En matière de légalisation du cannabis à des fins récréatives, il y a les opposants farouches, les partisans zélés, et les pragmatiques. C’est dans cette dernière catégorie qu’il faut sans doute ranger les auteurs d’un rapport publié jeudi et qui étrille 50 ans de politiques gouvernementales.
Ces économistes, membres du Conseil d'analyse économique (CAE), un think-tank rattaché aux services du Premier ministre, avancent plusieurs arguments sur le plan strictement financier, pour "reprendre le contrôle" face à l'"échec" de la répression. Leur idée-force : légaliser le cannabis serait extrêmement bénéfique pour les caisses de l’Etat.
Le constat : une politique du tout-répressif inefficace…
Le rapport n’est pas tendre, c’est peu de le dire, avec les politiques gouvernementales mises en place depuis 50 ans pour lutter contre la consommation du cannabis en France. "Le système de prohibition promu par la France depuis 50 ans est un échec", estiment les auteurs de la note, Emmanuelle Auriol et Pierre-Yves Geoffard.
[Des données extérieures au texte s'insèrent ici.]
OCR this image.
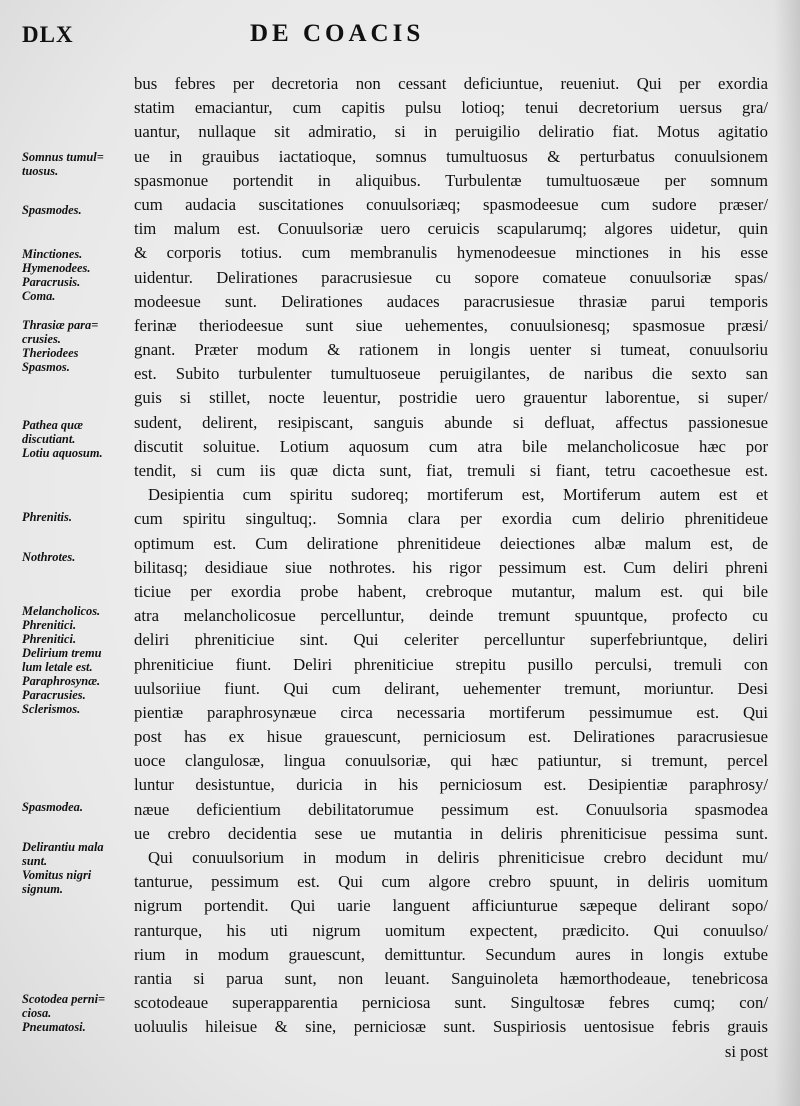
DLX	DE COACIS
Somnus tumul=
tuosus.
Spasmodes.
Minctiones.
Hymenodees.
Paracrusis.
Coma.
Thrasiæ para=
crusies.
Theriodees
Spasmos.
Pathea quæ
discutiant.
Lotiu aquosum.
Phrenitis.
Nothrotes.
Melancholicos.
Phrenitici.
Phrenitici.
Delirium tremu
lum letale est.
Paraphrosynæ.
Paracrusies.
Sclerismos.
Spasmodea.
Delirantiu mala
sunt.
Vomitus nigri
signum.
Scotodea perni=
ciosa.
Pneumatosi.
bus febres per decretoria non cessant deficiuntue, reueniut. Qui per exordia
statim emaciantur, cum capitis pulsu lotioq; tenui decretorium uersus gra/
uantur, nullaque sit admiratio, si in peruigilio deliratio fiat. Motus agitatio
ue in grauibus iactatioque, somnus tumultuosus & perturbatus conuulsionem
spasmonue portendit in aliquibus. Turbulentæ tumultuosæue per somnum
cum audacia suscitationes conuulsoriæq; spasmodeesue cum sudore præser/
tim malum est. Conuulsoriæ uero ceruicis scapularumq; algores uidetur, quin
& corporis totius. cum membranulis hymenodeesue minctiones in his esse
uidentur. Delirationes paracrusiesue cu sopore comateue conuulsoriæ spas/
modeesue sunt. Delirationes audaces paracrusiesue thrasiæ parui temporis
ferinæ theriodeesue sunt siue uehementes, conuulsionesq; spasmosue præsi/
gnant. Præter modum & rationem in longis uenter si tumeat, conuulsoriu
est. Subito turbulenter tumultuoseue peruigilantes, de naribus die sexto san
guis si stillet, nocte leuentur, postridie uero grauentur laborentue, si super/
sudent, delirent, resipiscant, sanguis abunde si defluat, affectus passionesue
discutit soluitue. Lotium aquosum cum atra bile melancholicosue hæc por
tendit, si cum iis quæ dicta sunt, fiat, tremuli si fiant, tetru cacoethesue est.
Desipientia cum spiritu sudoreq; mortiferum est, Mortiferum autem est et
cum spiritu singultuq;. Somnia clara per exordia cum delirio phrenitideue
optimum est. Cum deliratione phrenitideue deiectiones albæ malum est, de
bilitasq; desidiaue siue nothrotes. his rigor pessimum est. Cum deliri phreni
ticiue per exordia probe habent, crebroque mutantur, malum est. qui bile
atra melancholicosue percelluntur, deinde tremunt spuuntque, profecto cu
deliri phreniticiue sint. Qui celeriter percelluntur superfebriuntque, deliri
phreniticiue fiunt. Deliri phreniticiue strepitu pusillo perculsi, tremuli con
uulsoriiue fiunt. Qui cum delirant, uehementer tremunt, moriuntur. Desi
pientiæ paraphrosynæue circa necessaria mortiferum pessimumue est. Qui
post has ex hisue grauescunt, perniciosum est. Delirationes paracrusiesue
uoce clangulosæ, lingua conuulsoriæ, qui hæc patiuntur, si tremunt, percel
luntur desistuntue, duricia in his perniciosum est. Desipientiæ paraphrosy/
næue deficientium debilitatorumue pessimum est. Conuulsoria spasmodea
ue crebro decidentia sese ue mutantia in deliris phreniticisue pessima sunt.
Qui conuulsorium in modum in deliris phreniticisue crebro decidunt mu/
tanturue, pessimum est. Qui cum algore crebro spuunt, in deliris uomitum
nigrum portendit. Qui uarie languent afficiunturue sæpeque delirant sopo/
ranturque, his uti nigrum uomitum expectent, prædicito. Qui conuulso/
rium in modum grauescunt, demittuntur. Secundum aures in longis extube
rantia si parua sunt, non leuant. Sanguinoleta hæmorthodeaue, tenebricosa
scotodeaue superapparentia perniciosa sunt. Singultosæ febres cumq; con/
uoluulis hileisue & sine, perniciosæ sunt. Suspiriosis uentosisue febris grauis
si post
Malgré une législation parmi les plus répressives du Vieux continent, la France est championne d'Europe de la consommation de cannabis, avec un usage "préoccupant" chez les mineurs. "La prohibition a favorisé l'expérimentation du cannabis du fait de sa très grande disponibilité, et cela en dépit d'investissements massifs dans la répression", ajoutent-ils, en dénonçant la "politique du chiffre". Depuis 1970, le nombre d'interpellations pour usage simple "a été multiplié par 50".
Au contraire, la légalisation permettrait "à la fois de lutter contre le crime organisé, de restreindre l'accès aux produits pour les plus jeunes et de développer un secteur économique, créateur d'emplois et de recettes fiscales", selon le document.
…Et qui coûte cher
Car pour l’heure, force est de constater que la lutte contre le cannabis coûte très cher, et ne rapporte rien, ou si peu. Sur un an, l'État dépense "568 millions d'euros" contre le cannabis, dont 70% consacrés aux actions des forces de l'ordre et 20% aux services judiciaires et pénitentiaires, calculent les auteurs du rapport. Qui pointent aussi que seuls 10% de cette somme financent la prévention, les soins et la recherche.
Une manne fiscale potentielle
Surtout, le CAE a estimé les retombées économiques d'une telle légalisation pour les caisses de l’Etat. Sur l'hypothèse d'une consommation annuelle de cannabis de 500 à 700 tonnes par an, et sur la base d’un prix final de neuf euros pour un gramme d'herbe, les économistes estiment qu'une légalisation pourrait apporter des recettes fiscales entre 2 et 2,8 milliards d'euros. Elle pourrait en outre créer entre 27.500 et 80.000 emplois.
Cette manne fiscale, les économistes du CAE recommandent de la réinvestir dans la prévention, les quartiers populaires et la lutte contre le trafic. "Bien qu'on les oppose généralement, légalisation et répression sont des politiques publiques complémentaires", remarque le document.
Un contrôle accru de l'Etat
Le CAE recommande une légalisation accompagnée d'une interdiction de vente aux mineurs. Pour cela, les économistes souhaitent une "gestion étatique centralisée" comme en Uruguay ou au Québec. Concrètement, l'État délivrerait des licences à des "producteurs et distributeurs agréés", comme pour le tabac. Mais contrairement à la cigarette, le cannabis serait vendu dans des boutiques spécialisées, interdites aux mineurs et plus faciles à surveiller.
Ce système serait chapeauté par une "autorité administrative indépendante" chargée de réguler le marché et de créer les conditions pour assécher le marché noir en assurant une production suffisante, de bonne qualité, à un prix suffisamment bas. Neuf euros le gramme donc, quand le prix actuel au marché noir est en moyenne de 11 euros. "En articulant prévention, répression, promotion et contrôle de la filière, on peut faire mieux à la fois en termes de santé publique, de protection des mineurs et d'intérêts économiques", conclut le rapport.
Une chance d’être entendue ?
Voilà pour les propositions donc. Mais malgré la proximité du CAE avec Matignon, et malgré la résurgence du débat dans les allées du pouvoir, par la grâce d’une tribune publiée jeudi dans L’Obs, il y a encore un long chemin à parcourir avant de voir des boutiques de cannabis fleurir sur le territoire français. Au début de son mandat, Emmanuel Macron a plutôt durci la politique en la matière, en écartant la dépénalisation et instaurant une amende de 200 euros pour les petits consommateurs.
Et du côté des services du Premier ministre, il n'y a pas lieu à débat, alors qu'Édouard Philippe vient d'annoncer que la lutte antistupéfiants serait une "priorité". Le gouvernement reste clairement opposé à la légalisation du cannabis", a tranché son cabinet.